ニュースイッチ

日産ゴーン社長、自動運転は「馬車が車に置き換わったのと同じスケール」

連載「モビリティーの未来」(上)
日産ゴーン社長、自動運転は「馬車が車に置き換わったのと同じスケール」

トヨタ自動車がCESで発表した試作車「コンセプト―愛i」



 日産自動車のカルロス・ゴーン社長に、CES会場で戦略を聞いた。

―自動運転の開発の方向性は。

「4段階で技術の実用化を進める。まず16年に『セレナ』で実用化した高速道路での同一車線の自動運転。近い将来、電気自動車『リーフ』の次期モデルにも搭載する。また高速道路の複数車線での自動運転を18年、街中での自動運転を20年までに実用化する。将来は完全自動運転も目指す」

―CESで自動運転車を人が遠隔支援する技術を発表しました。

「現在の自動運転技術は、人の介在が不要になるまでには至っていない。今後、事故現場に遭遇した時など、AIが判断に迷い、車が止まることはある。自動運転技術を基本としながら、人が後方で支援するのが望ましい」

―ライドシェア(相乗り)普及で車の保有率は下がりそうです。

「保有率は下がっても(グローバルで)販売数は減らないのではないか。人が車を保有するのには、理性的な判断だけでなく(保有したいという)感情的な側面も含まれる。都会で4輪駆動車を買う人がいるように、車は使うためだけに買うものではない」
日刊工業新聞 2017年1月17日、1月9日を再構成
日刊工業新聞記者
日刊工業新聞記者
 CESに主要な自動車メーカーが参加するようになって数年。翌週のデトロイトモーターショーとのすみ分けも進んでいるように感じます。
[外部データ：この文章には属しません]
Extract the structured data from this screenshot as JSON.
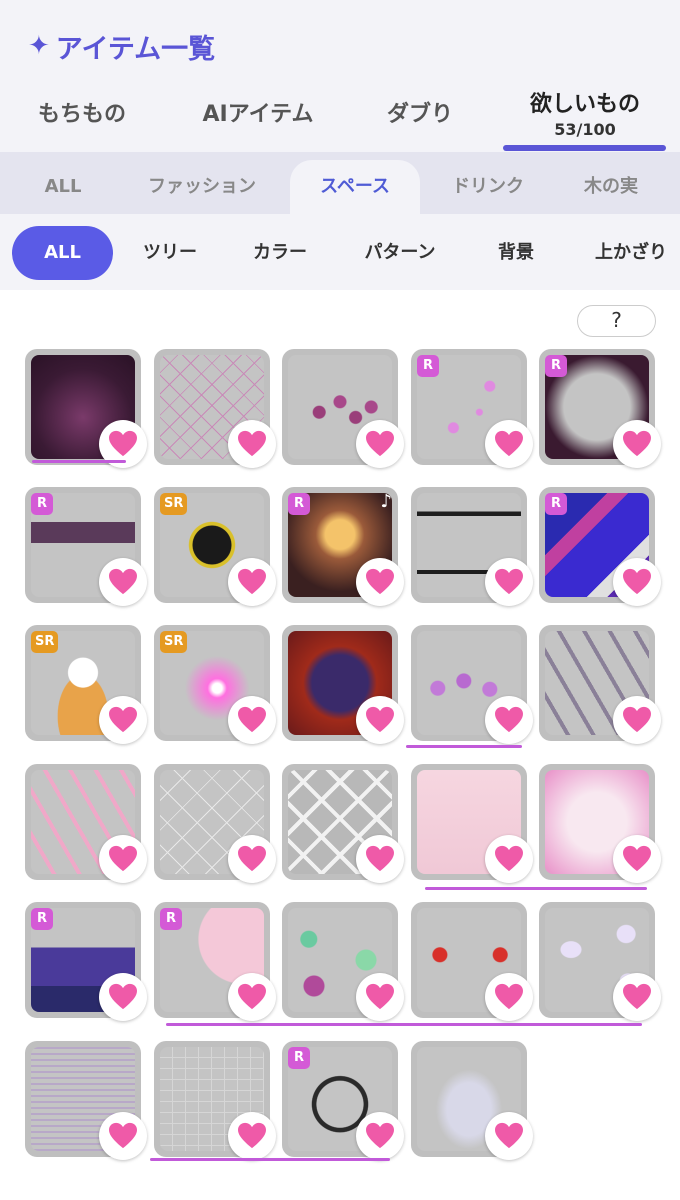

つまりCESは「近い将来の技術=AIやIoT」を発表する場で、デトロイトは、それよりも近い「今年や来年の技術=新型車」を発表する場ということ。  ただ今回はウェイモ(グーグル)がデトロイトで完全自動運転車を公開するなど戦略の違いも見られます。シリコンバレーのスタートアップ企業の出展が多いCESと、ビッグスリーなど伝統を誇るデトロイトショーは地理的にも離れており、展示会同士の綱引きという要素もありそうです。